Random forests showed that the importance of influencing factors on dengue incidence of different high-risk areas was not identical. The imported cases in last month, the monthly average minimum temperature and BI was found to be the most important factors in the high-risk areas of Guangdong province. However, the imported cases, monthly average temperature and monthly relative humidity were the most important factors in Yunnan province. The imported cases were of great significance to the occurrence of dengue fever and the suitable temperature were conducive to the reproduction of Aedes mosquitoes and dengue virus replication4,37,38. In addition, we speculated that the vector density index selected in different areas should be different as BI was found more important in Guangdong than Yunnan province. However, In the study of different regions, different conclusions were drawn between BI and dengue fever occurrence39,40,41. For example, A meta-analysis involving 18 items on the relationship between mosquito vector index and dengue fever showed that there was no inevitability between the number of cases of dengue fever and the mosquito vector index41. Therefore, it is necessary to further explore appropriate evaluation index of mosquito density in different regions.

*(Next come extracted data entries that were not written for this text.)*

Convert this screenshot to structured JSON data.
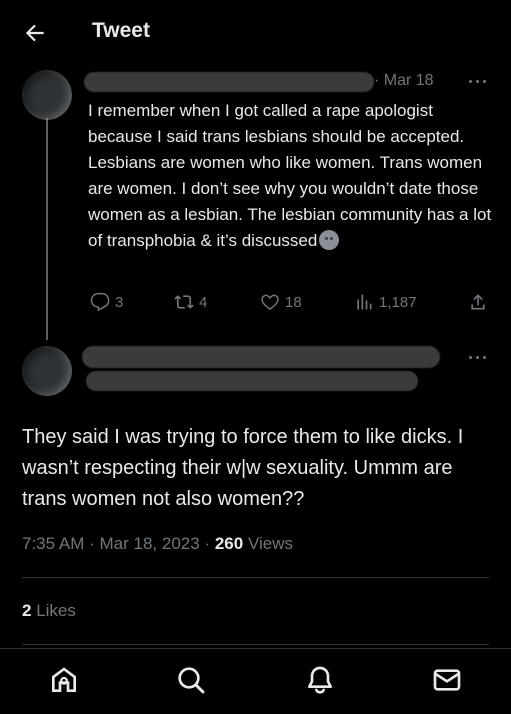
{
  "header": {
    "title": "Tweet"
  },
  "parent_tweet": {
    "date": "Mar 18",
    "separator": "·",
    "text": "I remember when I got called a rape apologist because I said trans lesbians should be accepted. Lesbians are women who like women. Trans women are women. I don’t see why you wouldn’t date those women as a lesbian. The lesbian community has a lot of transphobia & it’s discussed",
    "emoji": "slightly-frowning-face",
    "replies": "3",
    "retweets": "4",
    "likes": "18",
    "views": "1,187"
  },
  "main_tweet": {
    "text": "They said I was trying to force them to like dicks. I wasn’t respecting their w|w sexuality. Ummm are trans women not also women??",
    "time": "7:35 AM",
    "date": "Mar 18, 2023",
    "dot": "·",
    "views_count": "260",
    "views_label": "Views",
    "likes_count": "2",
    "likes_label": "Likes"
  },
  "bottom_nav": {
    "icons": [
      "home-icon",
      "search-icon",
      "notifications-icon",
      "messages-icon"
    ]
  },
  "colors": {
    "background": "#000000",
    "text_primary": "#e7e9ea",
    "text_secondary": "#71767b",
    "divider": "#2f3336"
  }
}
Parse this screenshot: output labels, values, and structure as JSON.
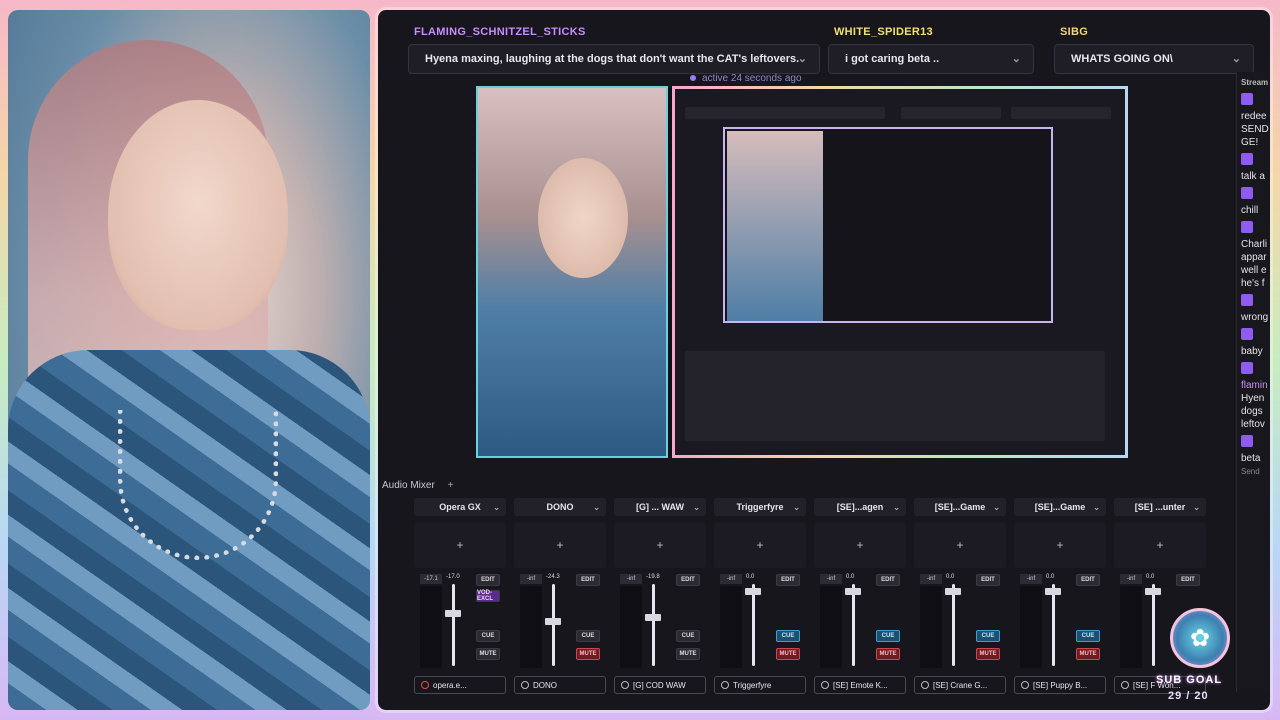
{
  "alerts": [
    {
      "name": "FLAMING_SCHNITZEL_STICKS",
      "message": "Hyena maxing, laughing at the dogs that don't want the CAT's leftovers.",
      "color": "#c88cff"
    },
    {
      "name": "WHITE_SPIDER13",
      "message": "i got caring beta ..",
      "color": "#f1e26b"
    },
    {
      "name": "SIBG",
      "message": "WHATS GOING ON\\",
      "color": "#f6d278"
    }
  ],
  "active_note": "active 24 seconds ago",
  "mixer": {
    "title": "Audio Mixer",
    "channels": [
      {
        "name": "Opera GX",
        "meter": "-17.1",
        "fader": "-17.0",
        "source": "opera.e...",
        "cue_on": false,
        "mute_on": false,
        "extra": "VOD-EXCL"
      },
      {
        "name": "DONO",
        "meter": "-inf",
        "fader": "-24.3",
        "source": "DONO",
        "cue_on": false,
        "mute_on": true
      },
      {
        "name": "[G] ... WAW",
        "meter": "-inf",
        "fader": "-19.8",
        "source": "[G] COD WAW",
        "cue_on": false,
        "mute_on": false
      },
      {
        "name": "Triggerfyre",
        "meter": "-inf",
        "fader": "0.0",
        "source": "Triggerfyre",
        "cue_on": true,
        "mute_on": true
      },
      {
        "name": "[SE]...agen",
        "meter": "-inf",
        "fader": "0.0",
        "source": "[SE] Emote K...",
        "cue_on": true,
        "mute_on": true
      },
      {
        "name": "[SE]...Game",
        "meter": "-inf",
        "fader": "0.0",
        "source": "[SE] Crane G...",
        "cue_on": true,
        "mute_on": true
      },
      {
        "name": "[SE]...Game",
        "meter": "-inf",
        "fader": "0.0",
        "source": "[SE] Puppy B...",
        "cue_on": true,
        "mute_on": true
      },
      {
        "name": "[SE] ...unter",
        "meter": "-inf",
        "fader": "0.0",
        "source": "[SE] F Won...",
        "cue_on": false,
        "mute_on": false
      }
    ],
    "edit_label": "EDIT",
    "cue_label": "CUE",
    "mute_label": "MUTE",
    "add_symbol": "+"
  },
  "chat": {
    "header": "Stream",
    "lines": [
      "redee",
      "SEND",
      "GE!",
      "talk a",
      "chill",
      "Charli",
      "appar",
      "well e",
      "he's f",
      "wrong",
      "baby",
      "flamin",
      "Hyen",
      "dogs",
      "leftov",
      "beta",
      "Send"
    ]
  },
  "sub_goal": {
    "label": "SUB GOAL",
    "count": "29 / 20"
  },
  "colors": {
    "accent": "#8e5cf0",
    "cue": "#3aa0d0",
    "mute": "#d0454e"
  }
}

In the structural equation model, we also found different paths through which climatic factors affect dengue fever in different regions. The appropriate temperature in different areas has different effect on dengue fever. The direct effect of temperature on dengue fever was significant in Guangdong, but not significant in Yunnan. Rainfall had indirect effect on dengue fever occurrence in both studied areas. Rainfall can provide more breeding environment for Aedes mosquito larvae and thus affect the occurrence of dengue fever3,42. Similarly, we found that the rainfall and relative humidity in Yunnan were generally higher than that of Guangdong, which may also be important indicators to distinguish meteorological conditions and their impact on dengue outbreak risks in Guangdong and Yunnan Provinces.

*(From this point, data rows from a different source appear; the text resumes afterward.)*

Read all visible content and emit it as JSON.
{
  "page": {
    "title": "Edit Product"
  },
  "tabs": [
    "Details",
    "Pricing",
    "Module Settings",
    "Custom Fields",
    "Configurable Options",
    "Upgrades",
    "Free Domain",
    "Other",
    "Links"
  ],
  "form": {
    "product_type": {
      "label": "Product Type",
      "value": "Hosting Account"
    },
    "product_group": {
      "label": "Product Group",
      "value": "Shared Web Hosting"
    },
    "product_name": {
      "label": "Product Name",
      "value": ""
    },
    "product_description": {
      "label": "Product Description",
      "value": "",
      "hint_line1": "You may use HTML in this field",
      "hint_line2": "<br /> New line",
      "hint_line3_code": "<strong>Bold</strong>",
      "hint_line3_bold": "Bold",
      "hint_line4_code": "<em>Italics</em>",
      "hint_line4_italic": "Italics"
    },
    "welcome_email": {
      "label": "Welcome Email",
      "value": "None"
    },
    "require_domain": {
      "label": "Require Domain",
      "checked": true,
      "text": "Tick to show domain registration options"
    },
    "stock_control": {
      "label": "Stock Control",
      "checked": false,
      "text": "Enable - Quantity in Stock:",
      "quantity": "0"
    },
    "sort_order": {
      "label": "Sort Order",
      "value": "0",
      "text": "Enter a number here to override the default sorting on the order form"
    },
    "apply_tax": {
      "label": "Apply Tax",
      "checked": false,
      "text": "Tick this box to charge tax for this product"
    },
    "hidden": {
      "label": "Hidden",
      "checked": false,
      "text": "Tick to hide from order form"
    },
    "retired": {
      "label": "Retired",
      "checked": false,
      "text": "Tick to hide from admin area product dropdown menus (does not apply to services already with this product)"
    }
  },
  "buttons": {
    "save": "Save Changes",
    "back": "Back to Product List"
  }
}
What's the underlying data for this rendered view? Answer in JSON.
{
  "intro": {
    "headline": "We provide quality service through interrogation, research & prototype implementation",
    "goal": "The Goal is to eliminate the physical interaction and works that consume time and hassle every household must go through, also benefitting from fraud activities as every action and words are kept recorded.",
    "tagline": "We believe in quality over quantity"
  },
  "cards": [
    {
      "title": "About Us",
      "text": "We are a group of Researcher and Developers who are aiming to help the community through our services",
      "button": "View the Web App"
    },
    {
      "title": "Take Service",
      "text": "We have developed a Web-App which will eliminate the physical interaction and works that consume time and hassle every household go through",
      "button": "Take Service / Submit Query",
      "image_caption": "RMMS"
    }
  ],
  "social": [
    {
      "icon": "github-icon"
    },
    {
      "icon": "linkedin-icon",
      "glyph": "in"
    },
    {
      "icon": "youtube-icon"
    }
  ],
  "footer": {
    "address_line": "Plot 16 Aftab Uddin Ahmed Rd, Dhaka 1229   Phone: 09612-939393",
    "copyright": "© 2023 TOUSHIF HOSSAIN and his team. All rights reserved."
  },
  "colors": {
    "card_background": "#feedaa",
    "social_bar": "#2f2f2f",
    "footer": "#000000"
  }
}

Some limitations should be considered when interpreting our findings. Firstly, the bias could be existed in our analysis because the dengue cases came from the passive surveillance system called the China National Notifiable Infectious Disease Reporting Information System. Secondly, besides meteorological factors, imported cases and mosquito density, many other factors such as population immunity, population awareness, social factors and urbanization level may also have effects on dengue outbreaks but were not included in the analysis due to data unavailable. Thirdly, by assuming a homogeneous distribution of larvae density across Xishuangbanna Dai Autonomous Prefecture of Yunnan Province, density index of Aedes larvae in the county JingHong is used as the proxy of larvae density of the entire Xishuangbanna Dai Autonomous Prefecture. This assumption is made sue partly to the sampling bias as the density data is only available in the county JingHong. It may lead to the underestimation of the heterogeneity of larvae density and hence the outbreak risks in high-risk areas of Yunnan Province.

In summary, our study suggested that climate factors and mosquito density are the key drivers on dengue incidence in different high-risk areas dengue fever incidence. These findings provide scientific evidence for early warning systems to help to guide the allocation of limited resources to targeted areas and controls of dengue fever.